Callahan and Henley both possessed all the qualities and traits and people skills that make football coaches successful. They were smart, yes, but they also surrounded themselves with competent people. They inspired the young folks who played for them. They commanded respect, but they also engendered uncommon love and devotion. They were quick on their feet, adjusted well when the game was on the line. They worked and worked and worked. They inspired others to work just as hard as they did.

I play a lot of golf these days with Mike Justice, another highly successful, championships-winning high school football coach who would have been successful no matter what he did, even if he had been a pulpwood hauler like his father was in Itawamba County. We were talking the other day about whether or not the same qualities and characteristics that make a successful football coach might also make a good vice president or even president. As we know all too well, a vice president is just one heartbeat away from a promotion.

Justice believes the No. 1 path to success as a high school football coach “is the ability to surround yourself with good people, run a system that you believe in and get really good at it. Stay hitched to it, no matter what.”

Said Justice, “You better believe in what you are doing and you better be able to inspire your players to believe in it and buy into it.”

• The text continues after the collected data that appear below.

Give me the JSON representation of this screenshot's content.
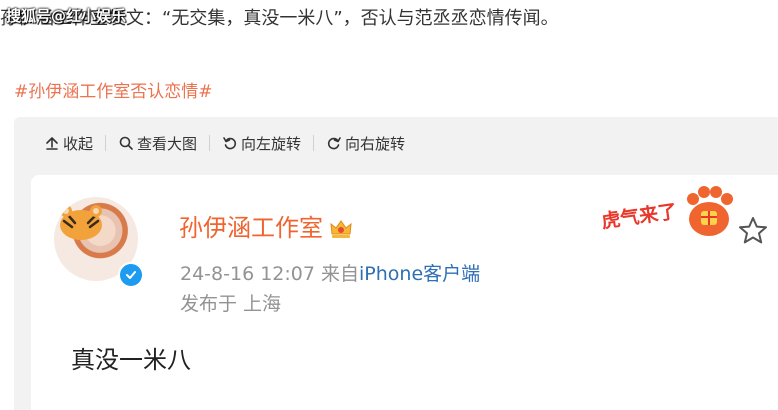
{
  "intro": {
    "text": "孙伊涵工作室发文：“无交集，真没一米八”，否认与范丞丞恋情传闻。"
  },
  "watermark": {
    "text": "搜狐号@红小娱乐"
  },
  "hashtag": {
    "text": "#孙伊涵工作室否认恋情#"
  },
  "toolbar": {
    "items": [
      {
        "label": "收起",
        "icon": "collapse-up-icon"
      },
      {
        "label": "查看大图",
        "icon": "search-icon"
      },
      {
        "label": "向左旋转",
        "icon": "rotate-left-icon"
      },
      {
        "label": "向右旋转",
        "icon": "rotate-right-icon"
      }
    ]
  },
  "post": {
    "username": "孙伊涵工作室",
    "timestamp": "24-8-16 12:07",
    "source_prefix": "来自",
    "source": "iPhone客户端",
    "location": "发布于 上海",
    "content": "真没一米八",
    "sticker_text": "虎气来了"
  },
  "colors": {
    "accent": "#eb7350",
    "username": "#f0652f",
    "source_link": "#2f6fb3",
    "meta_gray": "#939393",
    "viewer_bg": "#f2f2f2",
    "verified_blue": "#1d9bf0"
  }
}
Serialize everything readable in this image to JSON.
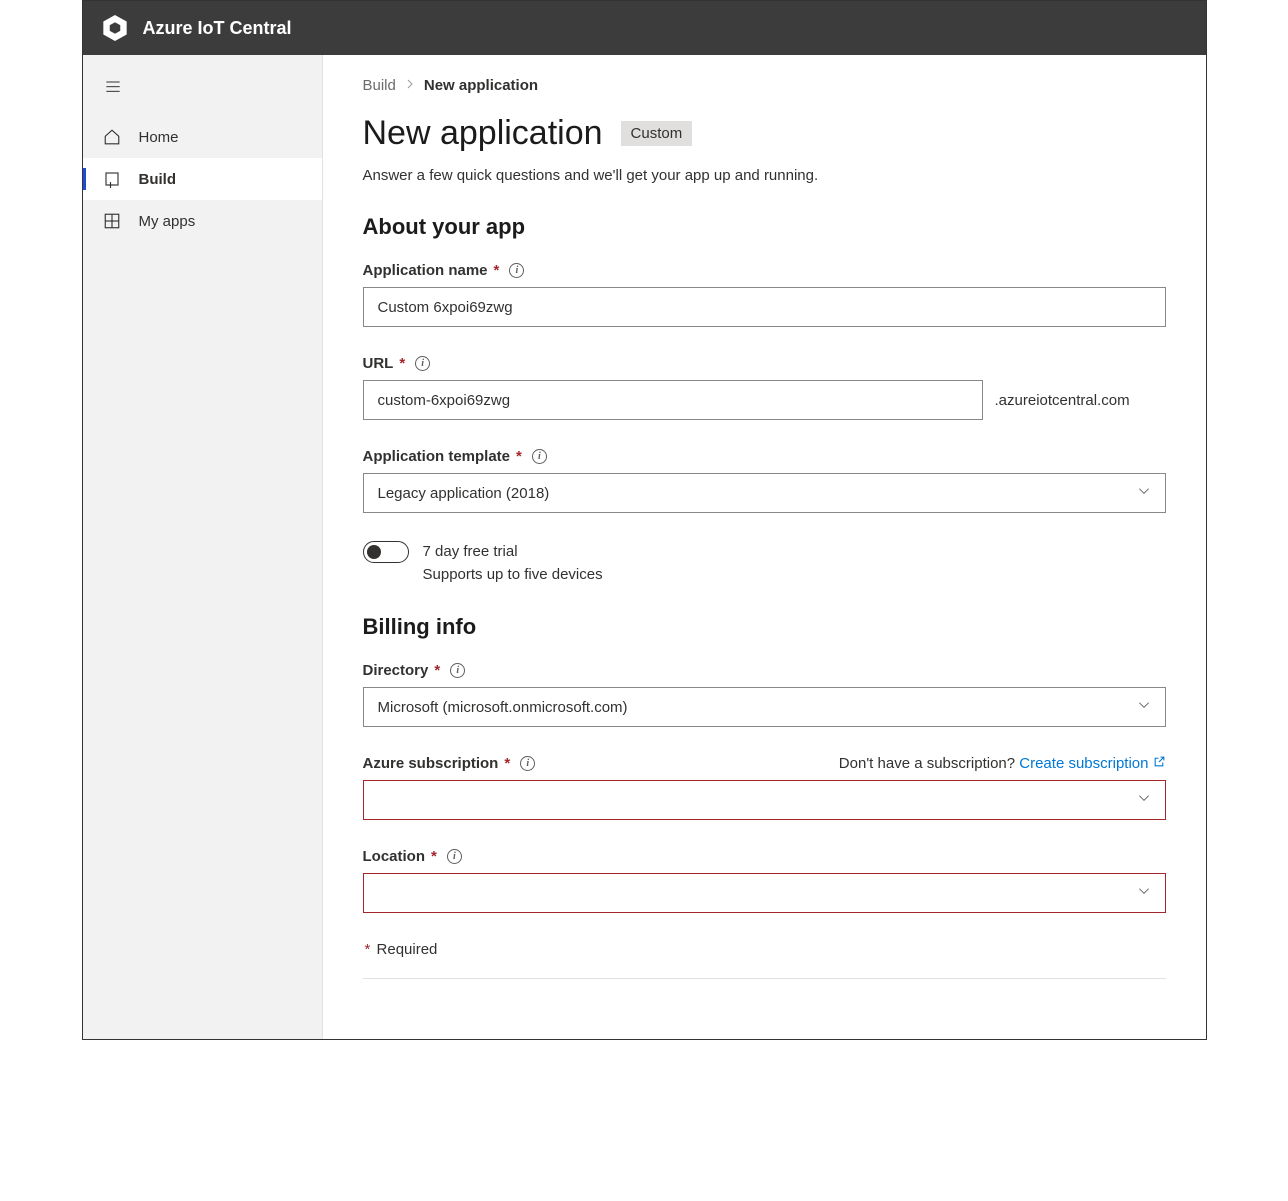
{
  "header": {
    "title": "Azure IoT Central"
  },
  "sidebar": {
    "items": [
      {
        "label": "Home",
        "icon": "home"
      },
      {
        "label": "Build",
        "icon": "build"
      },
      {
        "label": "My apps",
        "icon": "grid"
      }
    ]
  },
  "breadcrumb": {
    "parent": "Build",
    "current": "New application"
  },
  "page": {
    "title": "New application",
    "badge": "Custom",
    "subtitle": "Answer a few quick questions and we'll get your app up and running."
  },
  "sections": {
    "about": {
      "title": "About your app",
      "appName": {
        "label": "Application name",
        "value": "Custom 6xpoi69zwg"
      },
      "url": {
        "label": "URL",
        "value": "custom-6xpoi69zwg",
        "suffix": ".azureiotcentral.com"
      },
      "template": {
        "label": "Application template",
        "value": "Legacy application (2018)"
      },
      "trial": {
        "title": "7 day free trial",
        "sub": "Supports up to five devices"
      }
    },
    "billing": {
      "title": "Billing info",
      "directory": {
        "label": "Directory",
        "value": "Microsoft (microsoft.onmicrosoft.com)"
      },
      "subscription": {
        "label": "Azure subscription",
        "noSubMsg": "Don't have a subscription? ",
        "createLink": "Create subscription",
        "value": ""
      },
      "location": {
        "label": "Location",
        "value": ""
      }
    }
  },
  "requiredNote": "Required",
  "asterisk": "*",
  "infoGlyph": "i"
}
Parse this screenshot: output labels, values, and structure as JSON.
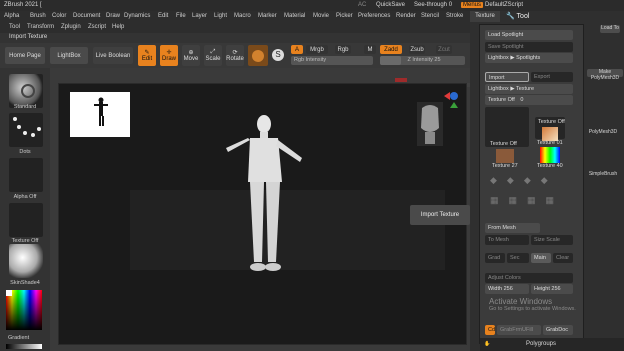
{
  "app": {
    "title": "ZBrush 2021 [",
    "ac": "AC",
    "quicksave": "QuickSave",
    "seethrough": "See-through  0",
    "menus_btn": "Menus",
    "script": "DefaultZScript"
  },
  "menu1": [
    "Alpha",
    "Brush",
    "Color",
    "Document",
    "Draw",
    "Dynamics",
    "Edit",
    "File",
    "Layer",
    "Light",
    "Macro",
    "Marker",
    "Material",
    "Movie",
    "Picker",
    "Preferences",
    "Render",
    "Stencil",
    "Stroke"
  ],
  "menu2": [
    "Tool",
    "Transform",
    "Zplugin",
    "Zscript",
    "Help"
  ],
  "import_label": "Import Texture",
  "toolbar": {
    "home": "Home Page",
    "lightbox": "LightBox",
    "live_boolean": "Live Boolean",
    "edit": "Edit",
    "draw": "Draw",
    "move": "Move",
    "scale": "Scale",
    "rotate": "Rotate",
    "a": "A",
    "mrgb": "Mrgb",
    "rgb": "Rgb",
    "m": "M",
    "zadd": "Zadd",
    "zsub": "Zsub",
    "zcut": "Zcut",
    "rgb_intensity": "Rgb Intensity",
    "z_intensity": "Z Intensity 25"
  },
  "z_intensity_value": 0.25,
  "left": {
    "standard": "Standard",
    "dots": "Dots",
    "alpha_off": "Alpha Off",
    "texture_off": "Texture Off",
    "material": "SkinShade4",
    "gradient": "Gradient"
  },
  "tool_header": {
    "texture_tab": "Texture",
    "tool_tab": "Tool"
  },
  "texture_popup": {
    "load_spotlight": "Load Spotlight",
    "save_spotlight": "Save Spotlight",
    "lightbox_spotlight": "Lightbox ▶ Spotlights",
    "import": "Import",
    "export": "Export",
    "lightbox_texture": "Lightbox ▶ Texture",
    "texture_off": "Texture Off",
    "texture_off_value": "0",
    "cells": [
      "Texture Off",
      "Texture Off",
      "Texture 01",
      "Texture 27",
      "Texture 40"
    ],
    "from_mesh": "From Mesh",
    "to_mesh": "To Mesh",
    "size_scale": "Size Scale",
    "grad": "Grad",
    "sec": "Sec",
    "main": "Main",
    "clear": "Clear",
    "adjust_colors": "Adjust Colors",
    "width": "Width 256",
    "height": "Height 256",
    "cd": "Cd",
    "grab_from": "GrabFrmUFill",
    "grabdoc": "GrabDoc"
  },
  "right_tool": {
    "load_tool": "Load To",
    "make_polymesh": "Make PolyMesh3D",
    "sphere": "SimpleBrush",
    "polymesh": "PolyMesh3D"
  },
  "tooltip": "Import Texture",
  "bottom": {
    "polygroups": "Polygroups",
    "move_label": "Move"
  },
  "watermark": {
    "line1": "Activate Windows",
    "line2": "Go to Settings to activate Windows."
  },
  "colors": {
    "accent": "#e8821e",
    "bg": "#3a3a3a",
    "canvas": "#1a1a1a"
  }
}
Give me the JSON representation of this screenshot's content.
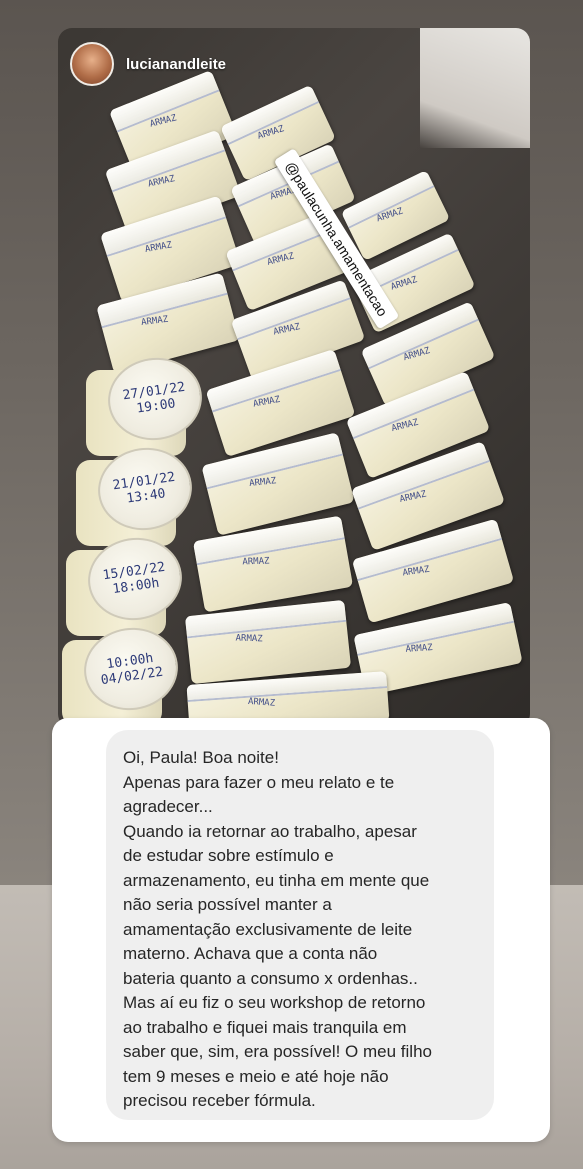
{
  "story": {
    "username": "lucianandleite",
    "mention_sticker": "@paulacunha.amamentacao",
    "jar_labels": [
      [
        "27/01/22",
        "19:00"
      ],
      [
        "21/01/22",
        "13:40"
      ],
      [
        "15/02/22",
        "18:00h"
      ],
      [
        "10:00h",
        "04/02/22"
      ]
    ]
  },
  "message": {
    "lines": [
      "Oi, Paula! Boa noite!",
      "Apenas para fazer o meu relato e te",
      "agradecer...",
      "Quando ia retornar ao trabalho, apesar",
      "de estudar sobre estímulo e",
      "armazenamento, eu tinha em mente que",
      "não seria possível manter a",
      "amamentação exclusivamente de leite",
      "materno. Achava que a conta não",
      "bateria quanto a consumo x ordenhas..",
      "Mas aí eu fiz o seu workshop de retorno",
      "ao trabalho e fiquei mais tranquila em",
      "saber que, sim, era possível! O meu filho",
      "tem 9 meses e meio e até hoje não",
      "precisou receber fórmula."
    ]
  }
}
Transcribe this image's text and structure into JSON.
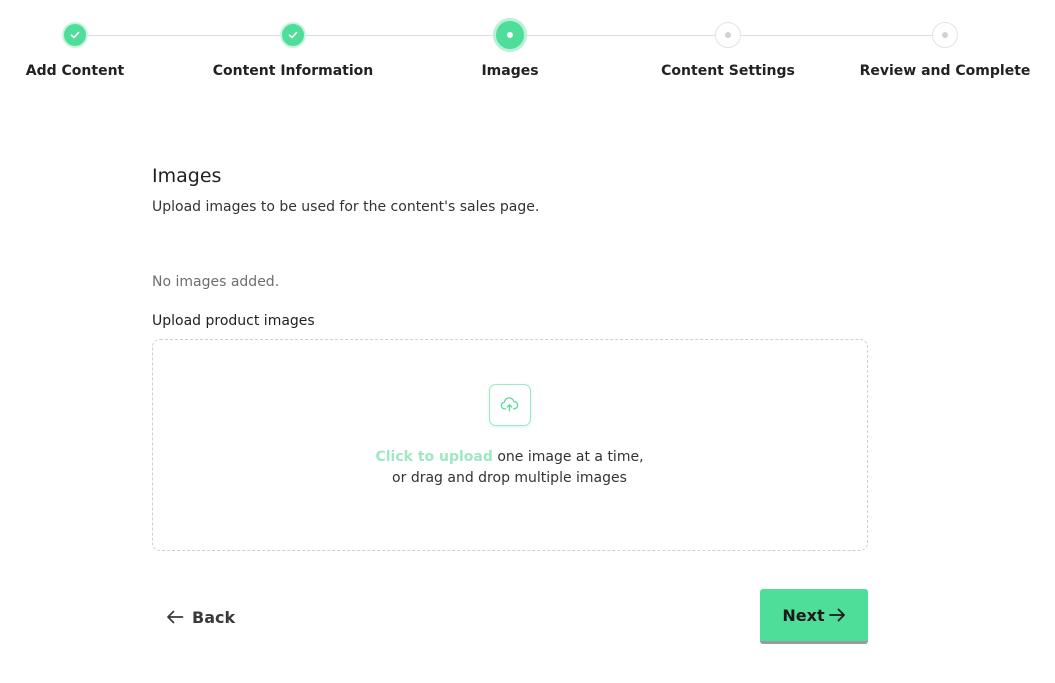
{
  "stepper": {
    "steps": [
      {
        "label": "Add Content",
        "status": "completed"
      },
      {
        "label": "Content Information",
        "status": "completed"
      },
      {
        "label": "Images",
        "status": "current"
      },
      {
        "label": "Content Settings",
        "status": "upcoming"
      },
      {
        "label": "Review and Complete",
        "status": "upcoming"
      }
    ]
  },
  "section": {
    "title": "Images",
    "description": "Upload images to be used for the content's sales page."
  },
  "images": {
    "empty_message": "No images added."
  },
  "upload": {
    "label": "Upload product images",
    "icon": "cloud-upload-icon",
    "link_text": "Click to upload",
    "line1_rest": " one image at a time,",
    "line2": "or drag and drop multiple images"
  },
  "footer": {
    "back_label": "Back",
    "back_icon": "arrow-left-icon",
    "next_label": "Next",
    "next_icon": "arrow-right-icon"
  },
  "colors": {
    "accent": "#4fdd9a",
    "accent_light": "#9ee8c3",
    "pending": "#d2d2d2"
  }
}
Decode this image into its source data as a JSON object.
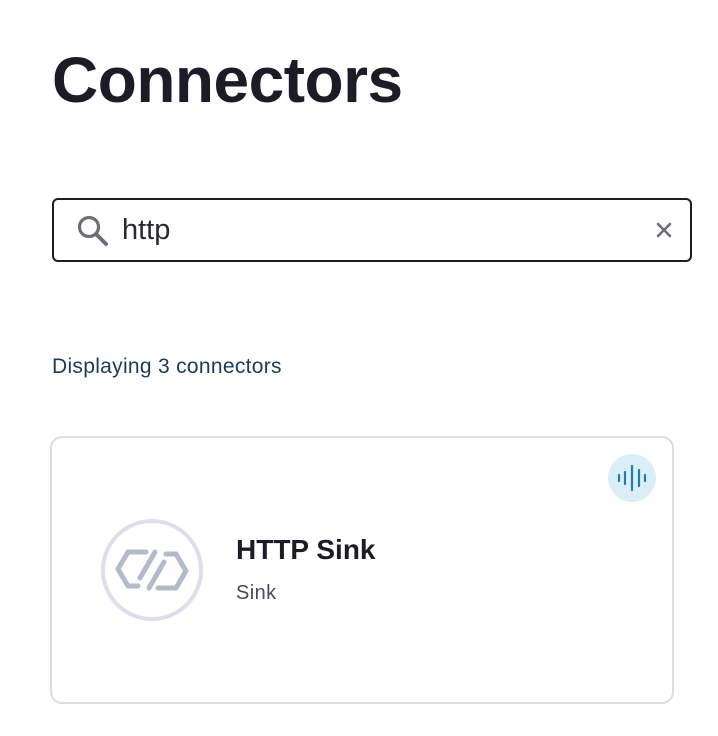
{
  "page": {
    "title": "Connectors"
  },
  "search": {
    "value": "http",
    "icons": {
      "search": "search-icon",
      "clear": "close-icon"
    }
  },
  "results": {
    "count_text": "Displaying 3 connectors"
  },
  "connectors": [
    {
      "name": "HTTP Sink",
      "type": "Sink",
      "logo_icon": "link-hexagon-icon",
      "badge_icon": "audio-wave-icon"
    }
  ],
  "colors": {
    "title": "#1c1b26",
    "count_text": "#1d3a5c",
    "badge_bg": "#d9eef5",
    "badge_icon": "#1f7fa6",
    "logo_ring": "#dcdfeb",
    "logo_glyph": "#b4bac9",
    "card_border": "#dcdce2"
  }
}
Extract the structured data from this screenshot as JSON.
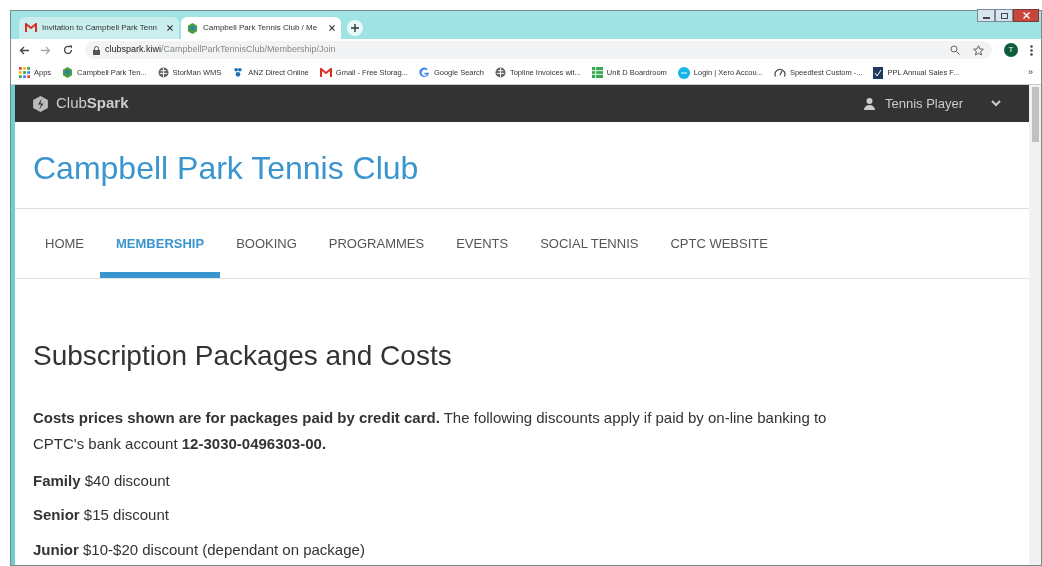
{
  "browser": {
    "tabs": [
      {
        "title": "Invitation to Campbell Park Tenn",
        "selected": false
      },
      {
        "title": "Campbell Park Tennis Club / Me",
        "selected": true
      }
    ],
    "url_host": "clubspark.kiwi",
    "url_path": "/CampbellParkTennisClub/Membership/Join",
    "avatar": "T",
    "bookmarks": [
      {
        "label": "Apps"
      },
      {
        "label": "Campbell Park Ten..."
      },
      {
        "label": "StorMan WMS"
      },
      {
        "label": "ANZ Direct Online"
      },
      {
        "label": "Gmail - Free Storag..."
      },
      {
        "label": "Google Search"
      },
      {
        "label": "Topline Invoices wit..."
      },
      {
        "label": "Unit D Boardroom"
      },
      {
        "label": "Login | Xero Accou..."
      },
      {
        "label": "Speedtest Custom -..."
      },
      {
        "label": "PPL Annual Sales F..."
      }
    ],
    "more": "»"
  },
  "site": {
    "brand_light": "Club",
    "brand_bold": "Spark",
    "user": "Tennis Player",
    "club_title": "Campbell Park Tennis Club",
    "nav": [
      {
        "label": "HOME",
        "selected": false
      },
      {
        "label": "MEMBERSHIP",
        "selected": true
      },
      {
        "label": "BOOKING",
        "selected": false
      },
      {
        "label": "PROGRAMMES",
        "selected": false
      },
      {
        "label": "EVENTS",
        "selected": false
      },
      {
        "label": "SOCIAL TENNIS",
        "selected": false
      },
      {
        "label": "CPTC WEBSITE",
        "selected": false
      }
    ]
  },
  "content": {
    "heading": "Subscription Packages and Costs",
    "paragraphs": [
      "**Costs prices shown are for packages paid by credit card.** The following discounts apply if paid by on-line banking to CPTC's bank account  **12-3030-0496303-00.**",
      "**Family** $40 discount",
      "**Senior** $15 discount",
      "**Junior** $10-$20 discount (dependant on package)"
    ]
  }
}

Sounds a lot like qualities and characteristics you need to be an effective leader in government, although I still have a difficult time imagining Justice in the Oval Office – or wearing a suit and tie every day for that matter. So does he.

Here, we haven’t that many coaches venture into politics, although in small-town Mississippi a winning football coach is often the most popular, most respected man in town. One possible reason: By law, a retired coach would have his or her PERS state retirement payments frozen the day he or she took office.

For what it’s worth, we have had more cheerleaders than players or coaches become powerful movers and shakers in government. Sen. John Stennis was a yell leader at Mississippi State. Sens. Trent Lott and Thad Cochran were both Ole Miss cheerleaders. I am not sure what that tells us. “Hotty Toddy” and “Hail State,” I guess.

And I know what many readers are thinking: But what about Tommy Tuberville, the ex-Ole Miss football coach-turned-Alabama senator, who told us he would only leave Oxford in a pine box but then left on a private jet bound for Auburn?

Frankly, I don’t count Tuberville any more than I trust him. He spent four years at Ole Miss during which he won 25 games and lost 20. Indeed, I am not sure Alabamans should count him as one of their own, either. After all, he was living in Florida – and had been for years – when he decided to run for the U.S. Senate from Alabama.

You ask me, Tuberville’s record as a senator is not a great advertisement for coaches becoming politicians. For nearly a year in 2023, he held up all promotions of U.S. military senior officers, drawing the ire of the nation’s military brass and many in his own party who believed he was putting the nation’s security at risk.

“There’s nobody more military than me,” said Tuberville, who has never served one second in any branch of the service.

But back to the original theme of this column. Can a high school football coach become an effective national leader?

My take: Some could, and many could not. This much is certain: Many of the same qualities that make for a highly successful coach would serve a vice president or president equally well.